Note: Currently using Pocsuite version 2, Pocsuite version 3 will be released soon.
the POC code:
#coding:utf-8
from pocsuite.poc import POCBase,Output
from pocsuite.utils import register
import random
import string
import socket
import ssl
def randomstr():
return random.choice(string.ascii_letters)*5
class TestPOC(POCBase):
name = ‘Cobalt Strike < 3.13 Space Check’
version = ‘1’
vulID = ‘1’
author = [‘dawu’]
vulType = ‘’
references = ‘https://blog.fox-it.com/2019/02/26/identifying-cobalt-strike-team-servers-in-the-wild/'
desc = ‘’’
‘’’
vulDate = ‘2019–02–26’
createDate = ‘2019–02–27’
updateDate = ‘2019–02–27’
appName = ‘’
appVersion = ‘’
appPowerLink = ‘’
samples = [‘’]
def _attack(self):
‘’’attack mode’’’
return self._verify()
def _verify(self):
‘’’verify mode’’’
result = {}
s = socket.socket(socket.AF_INET,socket.SOCK_STREAM)
if self.url.startswith(“http://”):
ip = self.url.split(“http://”)[1].split(“:”)[0]
port = int(self.url.split(“http://”)[1].split(“:”)[1])
elif self.url.startswith(“https://”):
context = ssl._create_unverified_context()
s = context.wrap_socket(s)
ip = self.url.split(“https://”)[1].split(“:”)[0]

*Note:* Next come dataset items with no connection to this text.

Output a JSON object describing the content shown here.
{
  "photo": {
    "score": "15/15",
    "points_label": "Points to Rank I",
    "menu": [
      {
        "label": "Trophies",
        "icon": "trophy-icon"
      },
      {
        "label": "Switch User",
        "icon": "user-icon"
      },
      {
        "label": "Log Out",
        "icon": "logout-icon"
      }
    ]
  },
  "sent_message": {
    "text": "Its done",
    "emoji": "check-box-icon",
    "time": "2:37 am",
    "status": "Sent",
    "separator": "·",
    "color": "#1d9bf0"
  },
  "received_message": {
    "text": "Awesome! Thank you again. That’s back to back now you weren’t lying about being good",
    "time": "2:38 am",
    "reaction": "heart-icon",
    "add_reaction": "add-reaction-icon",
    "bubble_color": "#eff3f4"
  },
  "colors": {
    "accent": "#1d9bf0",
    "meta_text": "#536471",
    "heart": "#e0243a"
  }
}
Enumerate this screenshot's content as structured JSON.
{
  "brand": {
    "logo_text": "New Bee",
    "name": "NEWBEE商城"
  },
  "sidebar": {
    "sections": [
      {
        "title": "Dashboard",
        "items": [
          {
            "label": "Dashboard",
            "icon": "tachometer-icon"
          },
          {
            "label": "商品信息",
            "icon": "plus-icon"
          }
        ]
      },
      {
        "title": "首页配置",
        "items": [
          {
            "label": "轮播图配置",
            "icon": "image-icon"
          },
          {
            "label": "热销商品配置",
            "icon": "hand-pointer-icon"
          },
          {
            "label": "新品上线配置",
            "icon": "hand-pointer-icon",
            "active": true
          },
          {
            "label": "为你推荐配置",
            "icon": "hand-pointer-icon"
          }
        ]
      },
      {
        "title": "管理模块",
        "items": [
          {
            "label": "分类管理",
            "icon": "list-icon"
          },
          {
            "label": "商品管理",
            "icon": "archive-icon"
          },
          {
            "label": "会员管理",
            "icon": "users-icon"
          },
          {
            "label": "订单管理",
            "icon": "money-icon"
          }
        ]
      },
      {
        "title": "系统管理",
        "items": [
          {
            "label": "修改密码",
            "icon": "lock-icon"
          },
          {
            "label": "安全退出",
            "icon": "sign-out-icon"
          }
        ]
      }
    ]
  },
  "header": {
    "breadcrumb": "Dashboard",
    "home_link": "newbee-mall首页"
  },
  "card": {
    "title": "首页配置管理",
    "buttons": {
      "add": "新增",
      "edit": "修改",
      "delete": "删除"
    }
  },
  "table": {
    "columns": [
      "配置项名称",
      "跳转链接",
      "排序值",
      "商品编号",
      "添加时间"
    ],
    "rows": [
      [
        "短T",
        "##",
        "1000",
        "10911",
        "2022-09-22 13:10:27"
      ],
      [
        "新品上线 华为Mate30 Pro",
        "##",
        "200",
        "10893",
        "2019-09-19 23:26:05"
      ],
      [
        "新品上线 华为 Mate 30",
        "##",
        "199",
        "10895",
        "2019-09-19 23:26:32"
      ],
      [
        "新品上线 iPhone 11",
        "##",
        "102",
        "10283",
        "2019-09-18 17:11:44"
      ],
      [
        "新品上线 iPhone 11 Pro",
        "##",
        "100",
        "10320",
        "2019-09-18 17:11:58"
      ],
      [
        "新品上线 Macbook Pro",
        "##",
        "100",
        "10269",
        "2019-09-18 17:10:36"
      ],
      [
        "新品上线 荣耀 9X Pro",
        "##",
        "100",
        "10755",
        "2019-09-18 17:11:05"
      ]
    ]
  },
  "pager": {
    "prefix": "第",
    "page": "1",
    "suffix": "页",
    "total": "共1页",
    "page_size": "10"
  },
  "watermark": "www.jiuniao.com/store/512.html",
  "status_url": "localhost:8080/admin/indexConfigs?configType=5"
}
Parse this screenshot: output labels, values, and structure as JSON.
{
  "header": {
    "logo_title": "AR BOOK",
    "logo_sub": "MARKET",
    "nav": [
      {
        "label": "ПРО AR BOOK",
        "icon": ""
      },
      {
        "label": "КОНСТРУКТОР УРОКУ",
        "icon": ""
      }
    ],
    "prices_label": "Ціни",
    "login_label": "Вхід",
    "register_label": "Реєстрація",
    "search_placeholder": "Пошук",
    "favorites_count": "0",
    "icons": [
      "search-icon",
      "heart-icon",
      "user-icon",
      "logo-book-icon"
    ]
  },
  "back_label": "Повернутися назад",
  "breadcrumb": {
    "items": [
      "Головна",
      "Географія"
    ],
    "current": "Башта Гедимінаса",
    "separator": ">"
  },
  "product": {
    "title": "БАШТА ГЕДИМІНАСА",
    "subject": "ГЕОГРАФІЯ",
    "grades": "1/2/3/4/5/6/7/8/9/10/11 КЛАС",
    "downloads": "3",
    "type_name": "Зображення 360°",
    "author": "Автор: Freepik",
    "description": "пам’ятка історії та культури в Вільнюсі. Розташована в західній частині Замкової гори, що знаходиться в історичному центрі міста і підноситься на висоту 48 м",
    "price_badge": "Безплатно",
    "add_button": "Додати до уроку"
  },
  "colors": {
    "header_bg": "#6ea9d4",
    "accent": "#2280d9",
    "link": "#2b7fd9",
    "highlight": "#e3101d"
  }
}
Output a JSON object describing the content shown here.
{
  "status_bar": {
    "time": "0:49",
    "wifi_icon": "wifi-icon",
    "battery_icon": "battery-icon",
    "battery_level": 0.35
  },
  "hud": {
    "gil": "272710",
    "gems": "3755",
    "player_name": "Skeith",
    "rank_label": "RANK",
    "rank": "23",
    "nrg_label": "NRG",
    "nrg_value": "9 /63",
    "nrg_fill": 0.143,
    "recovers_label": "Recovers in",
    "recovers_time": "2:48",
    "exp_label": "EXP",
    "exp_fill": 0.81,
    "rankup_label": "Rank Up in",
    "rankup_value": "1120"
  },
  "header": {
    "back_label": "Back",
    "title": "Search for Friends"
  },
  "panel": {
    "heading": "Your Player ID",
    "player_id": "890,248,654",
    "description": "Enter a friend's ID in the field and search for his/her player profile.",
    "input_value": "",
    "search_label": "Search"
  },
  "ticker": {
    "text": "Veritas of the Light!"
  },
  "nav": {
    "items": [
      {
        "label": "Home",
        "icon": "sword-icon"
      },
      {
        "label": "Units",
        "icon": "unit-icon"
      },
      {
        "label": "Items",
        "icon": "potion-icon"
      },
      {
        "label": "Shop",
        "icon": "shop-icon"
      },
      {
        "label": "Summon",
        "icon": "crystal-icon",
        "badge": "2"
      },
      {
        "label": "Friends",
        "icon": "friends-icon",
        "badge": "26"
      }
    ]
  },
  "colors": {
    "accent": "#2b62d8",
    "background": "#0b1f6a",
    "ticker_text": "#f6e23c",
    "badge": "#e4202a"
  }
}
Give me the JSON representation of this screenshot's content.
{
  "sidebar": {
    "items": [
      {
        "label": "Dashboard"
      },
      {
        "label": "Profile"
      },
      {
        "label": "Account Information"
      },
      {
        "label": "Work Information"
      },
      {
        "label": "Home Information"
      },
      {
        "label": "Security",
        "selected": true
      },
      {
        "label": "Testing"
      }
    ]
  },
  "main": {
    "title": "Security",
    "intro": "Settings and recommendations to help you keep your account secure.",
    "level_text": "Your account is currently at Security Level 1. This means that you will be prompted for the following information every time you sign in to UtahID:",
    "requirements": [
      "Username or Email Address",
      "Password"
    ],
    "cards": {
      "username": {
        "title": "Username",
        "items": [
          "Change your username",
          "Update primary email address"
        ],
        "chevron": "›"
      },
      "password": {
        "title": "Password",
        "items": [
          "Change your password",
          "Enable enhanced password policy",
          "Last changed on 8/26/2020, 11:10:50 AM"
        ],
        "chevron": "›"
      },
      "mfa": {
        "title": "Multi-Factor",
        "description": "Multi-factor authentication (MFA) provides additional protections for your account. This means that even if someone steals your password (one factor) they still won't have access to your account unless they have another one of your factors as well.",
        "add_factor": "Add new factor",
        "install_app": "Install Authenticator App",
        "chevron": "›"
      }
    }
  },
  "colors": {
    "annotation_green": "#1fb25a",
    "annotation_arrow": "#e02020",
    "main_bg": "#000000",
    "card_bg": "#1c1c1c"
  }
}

port = int(self.url.split(“https://”)[1].split(“:”)[1])
else:
return self.parse_output(result)
try:
s.connect((ip,port))
s.send(b”GET / HTTP/1.1\r\n\r\n”)
data = s.recv(1024)
s.close()
except Exception as e:
pass
#print(data)
if b’404 Not Found ‘ in data:
result[‘VerifyInfo’] = {}
result[‘VerifyInfo’][‘URL’] = self.url
return self.parse_output(result)
def parse_output(self,result):
output = Output(self)
if result:
output.success(result)
else:
output.fail(‘Internet nothing returned’)
return output
register(TestPOC)
And the results :
Finally, We found that its 404 state banner data, the order of the http header has been changed:
➜ 404team curl http://x.x.x.x:8001 -v
* Rebuilt URL to: http://x.x.x.x:8001/
* Trying x.x.x.x…
* TCP_NODELAY set
* Connected to x.x.x.x (x.x.x.x) port 8001 (#0)
> GET / HTTP/1.1
> Host: x.x.x.x:8001
> User-Agent: curl/7.54.0
> Accept: */*
>
< HTTP/1.1 404 Not Found
< Date: Wed, 27 Feb 2019 14:30:45 GMT
< Content-Type: text/plain
< Content-Length: 0
<
* Connection #0 to host x.x.x.x left intact
So we may need to update our ZoomEye Dork , It may be relatively troublesome because of the uncertainty of Date.I want to throw this question to the guys who are interested in this matter, good luck!
At the end, We are very grateful to fox-it for working and sharing. thanks to all of the knownsec 404 team, especially to Zhutq and Lul of ZoomEye team.